Geschrieben am 11. Februar 2012 von für Crimemag, Kolumnen und Themen

Zoë Beck über Bezahlverlage

Im Netz kann jeder schwafeln, wie er will und sich für einen Dichter und Denker halten – kost‘ ja nix. Wenn man aber ein richtiges Buch (aus Papier und so) haben möchte, das aber kein seriöser Verlag nimmt, dann kann es teuer werden. Denn die sogenannten „Bezahlverlage“ warten nur auf ihre Opfer. Gut, dass Dr. Müller-Böhne Zoë Beck getroffen hat …

„Ich bezahl mir einen Bestseller“

Dr. Müller-Böhne, das ist mein Nachbar, er ist Richter und der Meinung, er hätte genug Stoff, um mindestens zehn Bücher zu schreiben, die dann auch alle Bestseller werden. Dr. Müller-Böhne sagt zu mir Dinge wie: „Wenn Sie mal Ideen brauchen, ich erzähl Ihnen was. Dürfen Sie alles verwenden.
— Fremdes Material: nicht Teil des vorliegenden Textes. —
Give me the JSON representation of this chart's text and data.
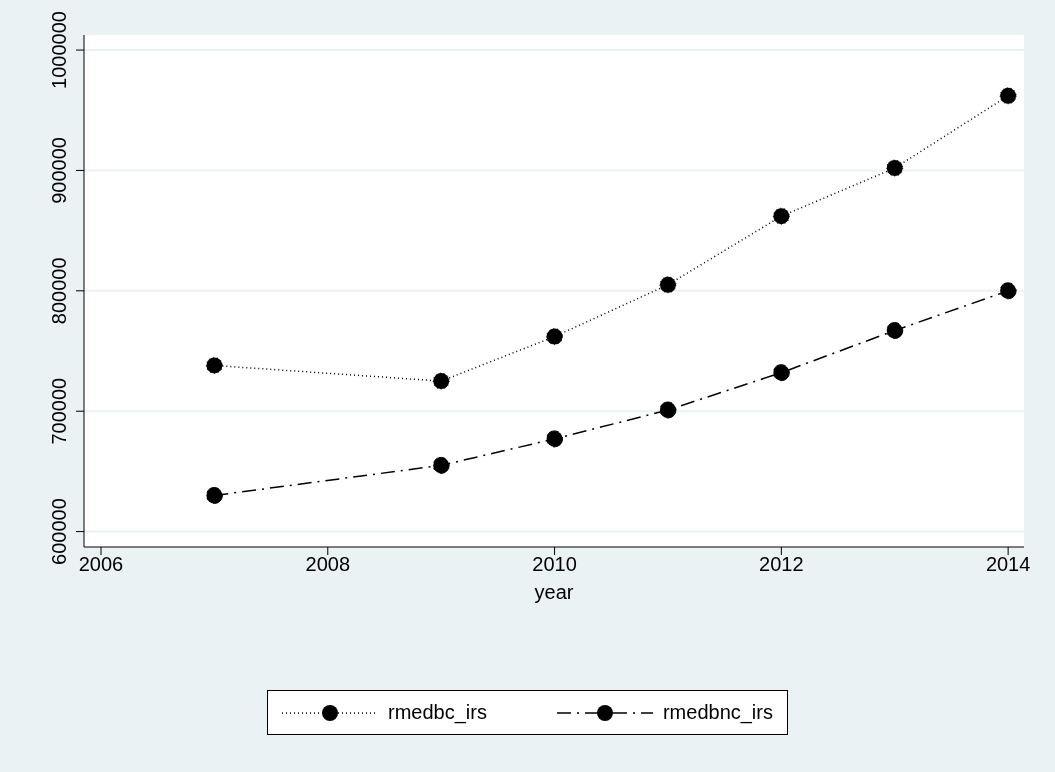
{
  "chart_data": {
    "type": "line",
    "xlabel": "year",
    "x": [
      2007,
      2009,
      2010,
      2011,
      2012,
      2013,
      2014
    ],
    "series": [
      {
        "name": "rmedbc_irs",
        "color": "#000000",
        "line_style": "dotted",
        "values": [
          738000,
          725000,
          762000,
          805000,
          862000,
          902000,
          962000
        ]
      },
      {
        "name": "rmedbnc_irs",
        "color": "#000000",
        "line_style": "dashdot",
        "values": [
          630000,
          655000,
          677000,
          701000,
          732000,
          767000,
          800000
        ]
      }
    ],
    "xlim": [
      2005.85,
      2014.14
    ],
    "xticks": [
      2006,
      2008,
      2010,
      2012,
      2014
    ],
    "ylim": [
      587200,
      1012500
    ],
    "yticks": [
      600000,
      700000,
      800000,
      900000,
      1000000
    ],
    "grid": "y",
    "legend": "bottom",
    "marker": "circle"
  }
}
Schenk ich Ihnen.“ Und: „Sie müssen sich einfach mal von dem Jauch einladen lassen, dann verkaufen Sie richtig viele Bücher.“ Oft auch: „Haben Sie schon mal drüber nachgedacht, Ihre Bücher zu verfilmen? Das wäre doch bestimmt toll.“ Dr. Müller Böhne weiß nämlich genau, wie es geht. Und das bezieht sich auf alles.

Vermutlich merkt man mir heute mehr als sonst an, dass ich ein wenig, sagen wir mal, ungeduldig mit dem netten Herrn bin. Er sitzt nämlich mit einem breiten Grinsen in meinem Arbeitszimmer und legt mir seinen ersten Buchvertrag vor. Auf den er wahnsinnig stolz ist. Leider kann ich mich nicht so richtig für ihn freuen, und natürlich unterstellt er mir – Neid.

„Hätten Sie nicht gedacht, was? Das seh ich Ihnen doch an, dass Sie das nicht gedacht hätten.“

„Nein, es ist nur …“

„Ich hab doch immer gesagt, ich habe Stoff für zehn Bücher. Und die hier, die interessieren sich für mein ganzes Leben. Meine komplette Laufbahn. Alle meine Fälle, die ich verhandelt habe. Die haben gesagt: Herr Brown – das ist mein Künstlername, ich kann ja nicht unter meinem Namen so etwas schreiben, versteht sich – also, Herr Brown – ich nenne mich John G. Brown, das ist eine Mischung aus John Grisham und Dan Brown, so was fördert den Verkauf und erhöht den Wiedererkennungswert, haben die gesagt, und dass die Leute dann gleich wissen, womit sie es zu tun haben, nämlich mit Bestsellermaterial, jedenfalls, die haben also gesagt, Herr Brown, Sie kommen damit ganz groß raus. Ganz groß. Sie liegen voll im Trend, haben die gesagt. Wie der Schirach, Frau Beck. Kennen Sie den? Schirach? Von dem redet in zwei Jahren keiner mehr.“ Dr. Müller-Böhne strahlt mich an, aber ich kann mich immer noch nicht für ihn freuen.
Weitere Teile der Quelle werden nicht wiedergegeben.